Like many queer people, I had been living in a mostly glass closet and had been coded as queer for nearly all my life.
When we are coded as queer, we are not doing anything wrong. Instead, we express ourselves in ways that have been made problematic according to sets of values intended to marginalize and diminish us. Not all efforts to code me as queer were as benign as my kindly interviewer or some family and friends waiting for me to be ready to claim my gay sexual identity. Coding often took the form of homophobic slurs in locker rooms or injunctions to follow gendered rules about such meaningless things as how I crossed my legs or how I walked. Being coded as queer may or may not stem from ill intent, but it is never a neutral act.
From the time I came out in the late 90s, queerness has become more expansive and inclusive than what was represented in the overly simplistic queer coding in movies and television. In my lifetime, the term queer has been reclaimed from its use as a slur to be a catch-all term for all the letters of the LGBTQIA+ alphabet as well as to include those who identify as non-binary or as gender expansive.
Although things have improved for queer people in the last fifty or so years, we are far from full equality and acceptance, and our increased visibility on our terms has been met with considerable backlash. We barely had a term for gender-affirming care before Republican-controlled state legislatures started drafting legislation to ban it, as transphobia runs rampant in many conservative states and communities. Also, among the many horrors of Project 2025 are proposals to allow schools to out queer students to their parents and define sex as only biological sex assigned at birth. In this context, understanding how we are being coded as queer is a critical means of resistance.

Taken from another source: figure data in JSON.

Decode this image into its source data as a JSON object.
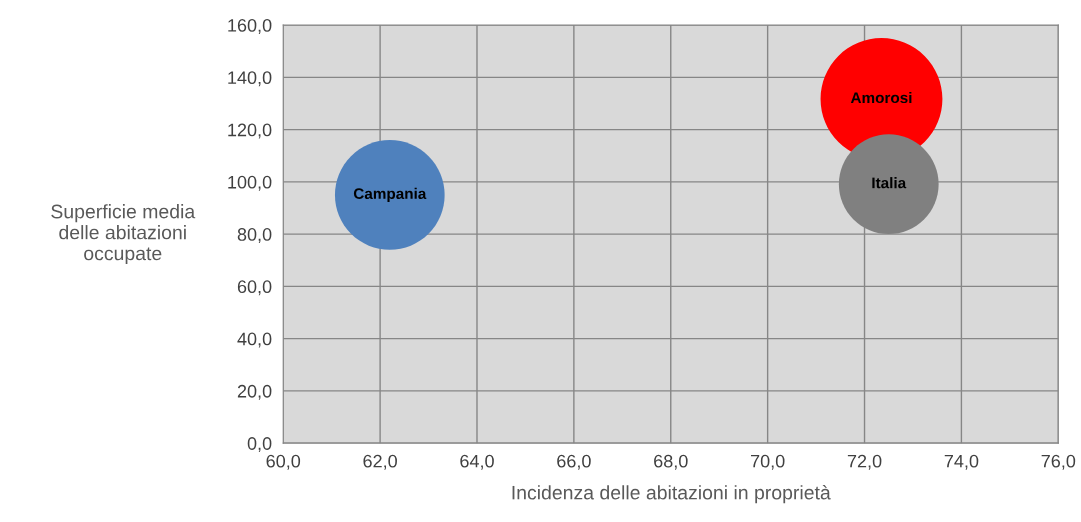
{
  "chart_data": {
    "type": "bubble",
    "xlabel": "Incidenza delle abitazioni in proprietà",
    "ylabel": "Superficie media\ndelle abitazioni\noccupate",
    "series": [
      {
        "name": "Campania",
        "color": "#4f81bd",
        "x": [
          62.2
        ],
        "values": [
          95.0
        ],
        "sizes": [
          0.81
        ]
      },
      {
        "name": "Amorosi",
        "color": "#ff0000",
        "x": [
          72.35
        ],
        "values": [
          131.7
        ],
        "sizes": [
          1
        ]
      },
      {
        "name": "Italia",
        "color": "#808080",
        "x": [
          72.5
        ],
        "values": [
          99.1
        ],
        "sizes": [
          0.67
        ]
      }
    ],
    "xlim": [
      60,
      76
    ],
    "xticks": [
      {
        "value": 60,
        "label": "60,0"
      },
      {
        "value": 62,
        "label": "62,0"
      },
      {
        "value": 64,
        "label": "64,0"
      },
      {
        "value": 66,
        "label": "66,0"
      },
      {
        "value": 68,
        "label": "68,0"
      },
      {
        "value": 70,
        "label": "70,0"
      },
      {
        "value": 72,
        "label": "72,0"
      },
      {
        "value": 74,
        "label": "74,0"
      },
      {
        "value": 76,
        "label": "76,0"
      }
    ],
    "ylim": [
      0,
      160
    ],
    "yticks": [
      {
        "value": 0,
        "label": "0,0"
      },
      {
        "value": 20,
        "label": "20,0"
      },
      {
        "value": 40,
        "label": "40,0"
      },
      {
        "value": 60,
        "label": "60,0"
      },
      {
        "value": 80,
        "label": "80,0"
      },
      {
        "value": 100,
        "label": "100,0"
      },
      {
        "value": 120,
        "label": "120,0"
      },
      {
        "value": 140,
        "label": "140,0"
      },
      {
        "value": 160,
        "label": "160,0"
      }
    ],
    "grid": true,
    "legend": false
  }
}
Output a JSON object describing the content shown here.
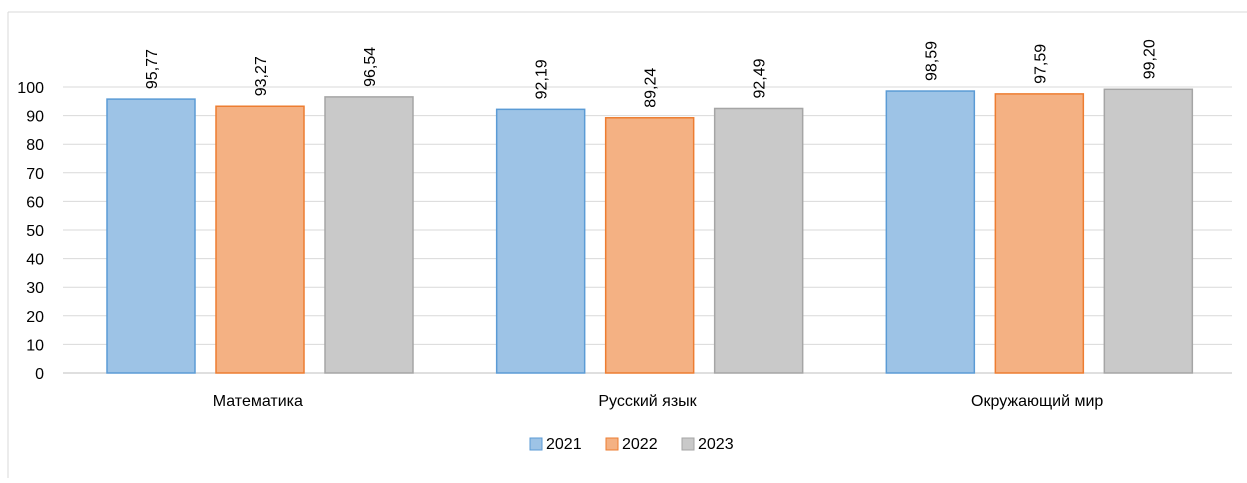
{
  "chart_data": {
    "type": "bar",
    "categories": [
      "Математика",
      "Русский язык",
      "Окружающий мир"
    ],
    "series": [
      {
        "name": "2021",
        "values": [
          95.77,
          92.19,
          98.59
        ],
        "labels": [
          "95,77",
          "92,19",
          "98,59"
        ],
        "color": "#9dc3e6",
        "stroke": "#5b9bd5"
      },
      {
        "name": "2022",
        "values": [
          93.27,
          89.24,
          97.59
        ],
        "labels": [
          "93,27",
          "89,24",
          "97,59"
        ],
        "color": "#f4b183",
        "stroke": "#ed7d31"
      },
      {
        "name": "2023",
        "values": [
          96.54,
          92.49,
          99.2
        ],
        "labels": [
          "96,54",
          "92,49",
          "99,20"
        ],
        "color": "#c9c9c9",
        "stroke": "#a5a5a5"
      }
    ],
    "y_ticks": [
      "0",
      "10",
      "20",
      "30",
      "40",
      "50",
      "60",
      "70",
      "80",
      "90",
      "100"
    ],
    "ylim": [
      0,
      100
    ],
    "grid": true,
    "legend_position": "bottom",
    "title": "",
    "xlabel": "",
    "ylabel": ""
  }
}
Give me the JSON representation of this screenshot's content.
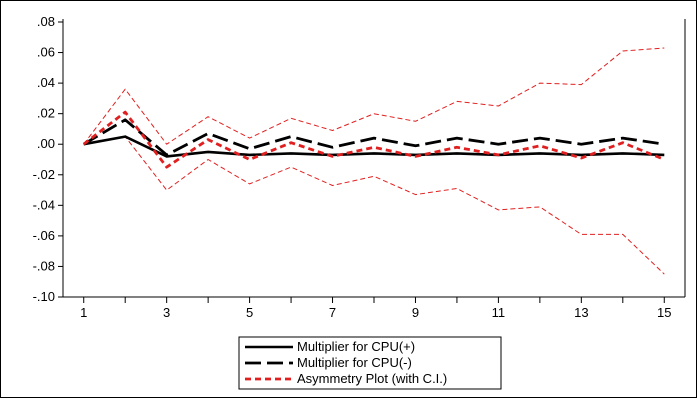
{
  "chart_data": {
    "type": "line",
    "title": "",
    "xlabel": "",
    "ylabel": "",
    "ylim": [
      -0.1,
      0.08
    ],
    "xlim": [
      1,
      15
    ],
    "x": [
      1,
      2,
      3,
      4,
      5,
      6,
      7,
      8,
      9,
      10,
      11,
      12,
      13,
      14,
      15
    ],
    "x_tick_labels": [
      "1",
      "3",
      "5",
      "7",
      "9",
      "11",
      "13",
      "15"
    ],
    "y_tick_labels": [
      ".08",
      ".06",
      ".04",
      ".02",
      ".00",
      "-.02",
      "-.04",
      "-.06",
      "-.08",
      "-.10"
    ],
    "grid": false,
    "legend_position": "bottom-center",
    "series": [
      {
        "name": "Multiplier for CPU(+)",
        "style": "solid-thick",
        "color": "#000000",
        "values": [
          0.0,
          0.005,
          -0.008,
          -0.005,
          -0.007,
          -0.006,
          -0.007,
          -0.006,
          -0.007,
          -0.006,
          -0.007,
          -0.006,
          -0.007,
          -0.006,
          -0.007
        ]
      },
      {
        "name": "Multiplier for CPU(-)",
        "style": "long-dash-thick",
        "color": "#000000",
        "values": [
          0.0,
          0.016,
          -0.007,
          0.007,
          -0.003,
          0.005,
          -0.002,
          0.004,
          -0.001,
          0.004,
          0.0,
          0.004,
          0.0,
          0.004,
          0.0
        ]
      },
      {
        "name": "Asymmetry Plot (with C.I.)",
        "style": "short-dash-thick",
        "color": "#e02020",
        "values": [
          0.0,
          0.021,
          -0.015,
          0.003,
          -0.01,
          0.001,
          -0.008,
          -0.002,
          -0.008,
          -0.002,
          -0.007,
          -0.001,
          -0.009,
          0.001,
          -0.01
        ]
      },
      {
        "name": "",
        "style": "thin-dash",
        "color": "#e02020",
        "values": [
          0.0,
          0.036,
          0.0,
          0.018,
          0.004,
          0.017,
          0.009,
          0.02,
          0.015,
          0.028,
          0.025,
          0.04,
          0.039,
          0.061,
          0.063
        ]
      },
      {
        "name": "",
        "style": "thin-dash",
        "color": "#e02020",
        "values": [
          0.0,
          0.005,
          -0.03,
          -0.01,
          -0.026,
          -0.015,
          -0.027,
          -0.021,
          -0.033,
          -0.029,
          -0.043,
          -0.041,
          -0.059,
          -0.059,
          -0.085
        ]
      }
    ],
    "legend": [
      "Multiplier for CPU(+)",
      "Multiplier for CPU(-)",
      "Asymmetry Plot (with C.I.)"
    ]
  }
}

Understanding that we have been coded as queer and can, to some extent, re-code ourselves on our terms does not magically make everything better. However, the existence and use of more inclusive queer terms recognize that we are more than what we have been thought to be and that we have the right to define ourselves.
Understanding how coding us queer helps us to know that we are not the problem, that we are not alone, and that we can make intentional choices about how we understand and present ourselves.
David L. Wallace is a professor of English at Long Beach State University, and he has published a number of articles about the effects of closeting on queer people. He lives in West Hollywood, CA, where he spends as much time as possible swimming laps, hiking, running, cooking good food, reading mystery novels, and joining friends for happy hour.